I felt so honored to be sitting by my 89 year old grandmother’s hospital bed as she looked back at her life. I held her hand and she told me, “I hate to go, but I’m not afraid. Maybe I should be, but I’m not afraid.”
Fate allowed me to share this precious moment.
I was packing to leave that Saturday and feeling rather sorry for myself. I was flying with the baby for the first time and without my husband. Joe just wasn’t feeling well enough to make the trip and knew a plane ride would be too much. Yet, something in my heart told me I needed to go. My brother volunteered to go with me, since Joe couldn’t and he earned a badge of “super uncle” as he lugged a stroller through airport security.
The morning before we left, Joe told me how sad he was and how he didn’t want us to go. “What if the plane goes down?” He asked. “I’d lose everything, I just hate that I’m missing her first airplane ride too.”
It was heartbreaking to me that I was going without him but I knew I had to go. It was my nephews’ baptism and I wanted Mira to meet my grandparents. I started to explain this to Joe and I was shocked when tears streamed down my cheek as I said, “I think it’ll be the last time I see them.”
We made the trip and Mira was a champ. Our first stop was to my grandparent’s house in the retirement community. My grandma couldn’t wait to hold the baby and meet the newest addition to the family.
That night, my grandma’s heart stopped working.
There was a problem with her heart valve and she ended up on life support. Now, I don’t know what made me know I needed to make the trip, but whoever was pulling at my heart lead me to one of the most magnificent experiences of my life.
I cancelled my flight home and we all rushed to be at my grandmother’s side. It was hard to see her little body on the ventilators and even more gut-wrenching to see my 93 year old grandfather sobbing as he held her hand.
Through my journey into adulthood, I have stepped away from religion in an effort to find faith. I have searched for the spirituality to help me understand Joe’s cancer while fearing putting too much in God because I don’t want to be disappointed if he can’t fix it.
My grandma is a faith-filled woman who has lived her life inside the walls of the church and with a stash of rosaries in her purse. We knew as we watched what could have been her last breaths that she would have wanted nothing more than to have her whole family hand in hand and praying the words she’s lived her life by.
The tubes were removed from her chest and doctors couldn’t give us a timeline of what would happen next, so we prayed. We prayed the Hail Mary, over and over again. As the hours passed, my grandma gained strength and with her scratchy voice she joined us, even lead the prayers. The next days were a blur as we tried to decide what to do next, fly home? Wait for someone to die?
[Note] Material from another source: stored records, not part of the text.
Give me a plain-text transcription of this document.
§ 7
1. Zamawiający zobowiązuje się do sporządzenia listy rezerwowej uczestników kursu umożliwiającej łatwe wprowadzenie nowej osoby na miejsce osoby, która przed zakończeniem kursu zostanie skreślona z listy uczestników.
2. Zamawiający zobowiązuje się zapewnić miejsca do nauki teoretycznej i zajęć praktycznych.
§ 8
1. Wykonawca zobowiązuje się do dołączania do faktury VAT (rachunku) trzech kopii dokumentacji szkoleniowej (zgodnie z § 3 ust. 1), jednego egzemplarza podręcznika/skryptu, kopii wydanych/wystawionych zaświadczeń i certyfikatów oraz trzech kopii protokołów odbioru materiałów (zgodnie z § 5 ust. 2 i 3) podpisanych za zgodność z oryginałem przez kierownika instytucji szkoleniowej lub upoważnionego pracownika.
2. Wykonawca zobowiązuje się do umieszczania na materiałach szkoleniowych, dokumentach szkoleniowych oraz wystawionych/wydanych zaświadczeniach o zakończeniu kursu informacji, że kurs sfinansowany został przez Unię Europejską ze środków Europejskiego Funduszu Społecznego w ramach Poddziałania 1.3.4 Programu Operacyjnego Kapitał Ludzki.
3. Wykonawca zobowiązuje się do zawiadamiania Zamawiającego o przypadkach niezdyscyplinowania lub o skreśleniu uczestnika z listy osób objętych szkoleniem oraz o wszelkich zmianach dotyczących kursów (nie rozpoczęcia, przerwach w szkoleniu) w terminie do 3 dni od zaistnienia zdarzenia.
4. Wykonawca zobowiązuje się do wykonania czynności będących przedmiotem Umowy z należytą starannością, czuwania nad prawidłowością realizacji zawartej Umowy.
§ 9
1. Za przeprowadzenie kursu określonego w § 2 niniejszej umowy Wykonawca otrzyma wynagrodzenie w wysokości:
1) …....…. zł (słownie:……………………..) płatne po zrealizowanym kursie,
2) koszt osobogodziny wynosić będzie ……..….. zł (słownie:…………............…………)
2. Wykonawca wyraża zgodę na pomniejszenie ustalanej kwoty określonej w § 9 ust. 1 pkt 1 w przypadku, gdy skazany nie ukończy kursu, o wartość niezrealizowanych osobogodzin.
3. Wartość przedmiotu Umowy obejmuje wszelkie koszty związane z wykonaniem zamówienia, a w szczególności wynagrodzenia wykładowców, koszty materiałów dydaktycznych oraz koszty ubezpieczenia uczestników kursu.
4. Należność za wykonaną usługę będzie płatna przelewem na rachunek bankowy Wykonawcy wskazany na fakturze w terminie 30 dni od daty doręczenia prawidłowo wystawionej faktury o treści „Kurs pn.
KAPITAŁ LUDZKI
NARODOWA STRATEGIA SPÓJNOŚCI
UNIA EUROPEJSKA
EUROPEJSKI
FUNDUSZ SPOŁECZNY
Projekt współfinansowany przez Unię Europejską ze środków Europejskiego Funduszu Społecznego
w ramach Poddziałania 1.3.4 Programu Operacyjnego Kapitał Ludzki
As my grandmother came to, she asked me, “How is Joe?” I told her he was thinking of her and not to worry. Now full dis-closure, my grandma can lay on the Catholic guilt like the best of them so I knew what would follow. Maybe she’d ask if we are going to church? If Joe would go to a priest? But I was as surprised as ever when she told me, “Joe doesn’t have to be Catholic, he doesn’t have to join the church, but I don’t want him to be afraid.”
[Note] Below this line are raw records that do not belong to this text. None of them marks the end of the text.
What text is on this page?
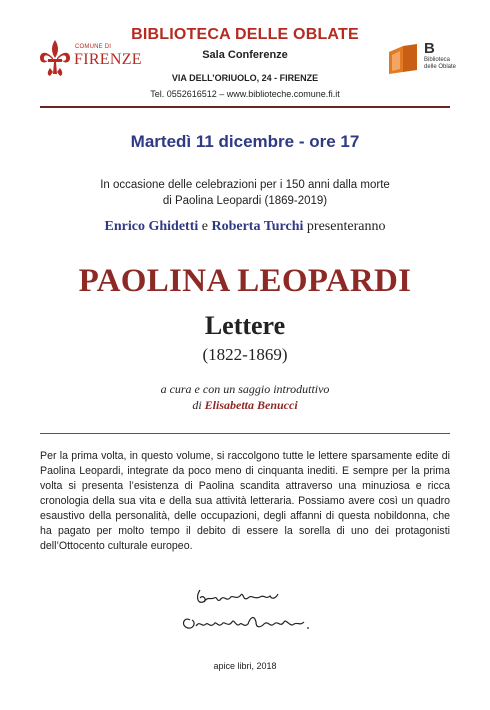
COMUNE DI
FIRENZE
B
Biblioteca
delle Oblate
BIBLIOTECA DELLE OBLATE
Sala Conferenze
VIA DELL’ORIUOLO, 24 - FIRENZE
Tel. 0552616512 – www.biblioteche.comune.fi.it
Martedì 11 dicembre - ore 17
In occasione delle celebrazioni per i 150 anni dalla morte
di Paolina Leopardi (1869-2019)
Enrico Ghidetti e Roberta Turchi presenteranno
PAOLINA LEOPARDI
Lettere
(1822-1869)
a cura e con un saggio introduttivo
di Elisabetta Benucci
Per la prima volta, in questo volume, si raccolgono tutte le lettere sparsamente edite di Paolina Leopardi, integrate da poco meno di cinquanta inediti. E sempre per la prima volta si presenta l’esistenza di Paolina scandita attraverso una minuziosa e ricca cronologia della sua vita e della sua attività letteraria. Possiamo avere così un quadro esaustivo della personalità, delle occupazioni, degli affanni di questa nobildonna, che ha pagato per molto tempo il debito di essere la sorella di uno dei protagonisti dell’Ottocento culturale europeo.
apice libri, 2018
Everyone should know this truth and live to be 90 to see the full circle of what faith is and why we cling to it when we aren’t sure what else can hold us up.
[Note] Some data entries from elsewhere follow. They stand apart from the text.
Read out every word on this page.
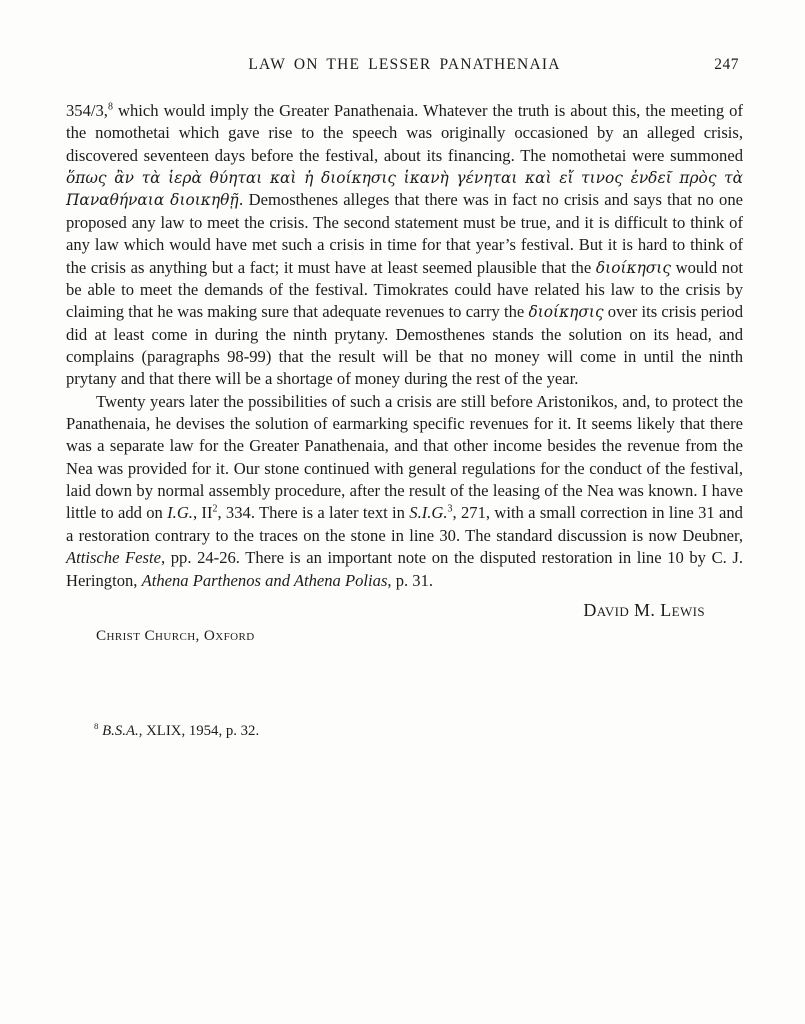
LAW ON THE LESSER PANATHENAIA	247

354/3,$^8$ which would imply the Greater Panathenaia. Whatever the truth is about this, the meeting of the nomothetai which gave rise to the speech was originally occasioned by an alleged crisis, discovered seventeen days before the festival, about its financing. The nomothetai were summoned ὅπως ἂν τὰ ἱερὰ θύηται καὶ ἡ διοίκησις ἱκανὴ γένηται καὶ εἴ τινος ἐνδεῖ πρὸς τὰ Παναθήναια διοικηθῇ. Demosthenes alleges that there was in fact no crisis and says that no one proposed any law to meet the crisis. The second statement must be true, and it is difficult to think of any law which would have met such a crisis in time for that year’s festival. But it is hard to think of the crisis as anything but a fact; it must have at least seemed plausible that the διοίκησις would not be able to meet the demands of the festival. Timokrates could have related his law to the crisis by claiming that he was making sure that adequate revenues to carry the διοίκησις over its crisis period did at least come in during the ninth prytany. Demosthenes stands the solution on its head, and complains (paragraphs 98-99) that the result will be that no money will come in until the ninth prytany and that there will be a shortage of money during the rest of the year.

Twenty years later the possibilities of such a crisis are still before Aristonikos, and, to protect the Panathenaia, he devises the solution of earmarking specific revenues for it. It seems likely that there was a separate law for the Greater Panathenaia, and that other income besides the revenue from the Nea was provided for it. Our stone continued with general regulations for the conduct of the festival, laid down by normal assembly procedure, after the result of the leasing of the Nea was known. I have little to add on I.G., $II^2$, 334. There is a later text in S.I.G.$^3$, 271, with a small correction in line 31 and a restoration contrary to the traces on the stone in line 30. The standard discussion is now Deubner, Attische Feste, pp. 24-26. There is an important note on the disputed restoration in line 10 by C. J. Herington, Athena Parthenos and Athena Polias, p. 31.

David M. Lewis
Christ Church, Oxford
$^8$ B.S.A., XLIX, 1954, p. 32.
Would you believe it if I told you my little grandma went from life support to walking in two days? She’s a firecracker and must have a few more things to do on this earth.
I know my road to connect with faith and religion or whatever is out there is still long and rocky but I come closer and closer to finding peace within my journey. I’ll never forget seeing my grandmother find comfort in what she knows to be true.
She could close her eyes and say, “I’m not afraid.” It’s something we all hope for.